Mudança no consignado privado passa a assustar a Faria Lima
Mudança nas taxas e corrida por portabilidade azedam carteira que virou aposta de bancos médios e fintechs
O consignado privado, vendido ao mercado como a próxima “galinha dos ovos de ouro” do crédito, virou fonte de susto nas mesas da Faria Lima. A modalidade, voltada a trabalhadores com carteira assinada e lastreada no desconto em folha, entrou em zona de turbulência depois da queda das taxas e do avanço da portabilidade.

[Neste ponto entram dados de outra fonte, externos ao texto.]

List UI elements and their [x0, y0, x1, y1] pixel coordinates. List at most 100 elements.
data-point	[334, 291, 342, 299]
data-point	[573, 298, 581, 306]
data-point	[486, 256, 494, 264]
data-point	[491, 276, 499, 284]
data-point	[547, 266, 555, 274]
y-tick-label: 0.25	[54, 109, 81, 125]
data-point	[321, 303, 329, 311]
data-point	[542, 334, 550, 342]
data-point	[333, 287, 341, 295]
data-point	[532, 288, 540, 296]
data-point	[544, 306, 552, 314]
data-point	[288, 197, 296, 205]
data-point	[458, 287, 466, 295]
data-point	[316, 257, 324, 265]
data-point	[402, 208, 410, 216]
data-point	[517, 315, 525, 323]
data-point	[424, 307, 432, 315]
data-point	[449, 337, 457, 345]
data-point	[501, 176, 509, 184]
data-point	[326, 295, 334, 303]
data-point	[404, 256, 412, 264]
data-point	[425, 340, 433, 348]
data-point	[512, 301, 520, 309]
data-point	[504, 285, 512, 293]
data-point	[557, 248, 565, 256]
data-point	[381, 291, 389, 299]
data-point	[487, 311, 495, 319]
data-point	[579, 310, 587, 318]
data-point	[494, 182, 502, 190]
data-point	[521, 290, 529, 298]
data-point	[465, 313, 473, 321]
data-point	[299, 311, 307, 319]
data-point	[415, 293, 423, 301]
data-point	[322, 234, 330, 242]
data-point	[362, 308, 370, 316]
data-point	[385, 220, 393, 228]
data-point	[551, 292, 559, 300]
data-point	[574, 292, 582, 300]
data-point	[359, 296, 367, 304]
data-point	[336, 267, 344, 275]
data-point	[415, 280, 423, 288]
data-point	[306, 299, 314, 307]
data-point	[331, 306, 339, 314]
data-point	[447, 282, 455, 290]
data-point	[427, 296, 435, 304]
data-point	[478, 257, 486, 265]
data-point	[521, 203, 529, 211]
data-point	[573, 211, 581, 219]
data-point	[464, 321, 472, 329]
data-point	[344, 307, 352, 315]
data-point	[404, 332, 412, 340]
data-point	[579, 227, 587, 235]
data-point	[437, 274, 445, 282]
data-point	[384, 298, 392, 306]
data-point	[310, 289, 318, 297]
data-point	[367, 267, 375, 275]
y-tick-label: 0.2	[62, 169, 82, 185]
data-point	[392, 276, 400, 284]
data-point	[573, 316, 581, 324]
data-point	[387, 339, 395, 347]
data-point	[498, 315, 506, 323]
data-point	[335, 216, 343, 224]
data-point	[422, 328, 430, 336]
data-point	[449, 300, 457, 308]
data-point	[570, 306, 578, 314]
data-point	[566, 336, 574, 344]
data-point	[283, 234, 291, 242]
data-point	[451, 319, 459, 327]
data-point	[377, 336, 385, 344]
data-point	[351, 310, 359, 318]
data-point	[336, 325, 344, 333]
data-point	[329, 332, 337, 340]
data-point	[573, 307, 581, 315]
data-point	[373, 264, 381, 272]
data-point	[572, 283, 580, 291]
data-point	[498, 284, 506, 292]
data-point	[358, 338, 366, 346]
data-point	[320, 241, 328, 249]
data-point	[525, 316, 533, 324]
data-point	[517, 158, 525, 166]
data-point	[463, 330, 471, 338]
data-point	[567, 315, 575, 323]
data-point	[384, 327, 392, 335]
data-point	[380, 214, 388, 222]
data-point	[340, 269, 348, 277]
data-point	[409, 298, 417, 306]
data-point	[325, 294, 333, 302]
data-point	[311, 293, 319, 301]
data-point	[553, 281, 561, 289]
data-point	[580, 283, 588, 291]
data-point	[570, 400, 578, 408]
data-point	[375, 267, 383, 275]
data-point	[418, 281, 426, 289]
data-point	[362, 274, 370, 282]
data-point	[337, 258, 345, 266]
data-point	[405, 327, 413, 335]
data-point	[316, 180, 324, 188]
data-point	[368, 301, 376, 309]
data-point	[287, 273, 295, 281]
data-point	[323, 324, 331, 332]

Um banqueiro experiente resumiu o estrago ao Radar Econômico: “Estávamos tomando com 120 para receber 100”.
A conta é simples. Bancos originaram carteiras com juros altos, pagaram comissões agressivas a correspondentes e depois venderam esses créditos no mercado, via securitização, com ágio. O problema é que, com o teto de referência na casa dos 1,99% e a pressão regulatória sobre os juros, trabalhadores passaram a renegociar dívidas antigas ou migrar os contratos para instituições mais baratas.
O fluxo de juros que sustentava o ágio derreteu. Na prática, quem comprou a carteira pagando “120” passou a carregar um ativo que vale “100”. A diferença virou prejuízo seco.
Para piorar, a inadimplência já supera a barreira de 9% em algumas carteiras, segundo relatos do setor. O produto que prometia ser um dos créditos mais seguros do país virou, agora, mais uma fonte de insônia para bancos médios, fintechs e investidores que compraram o risco.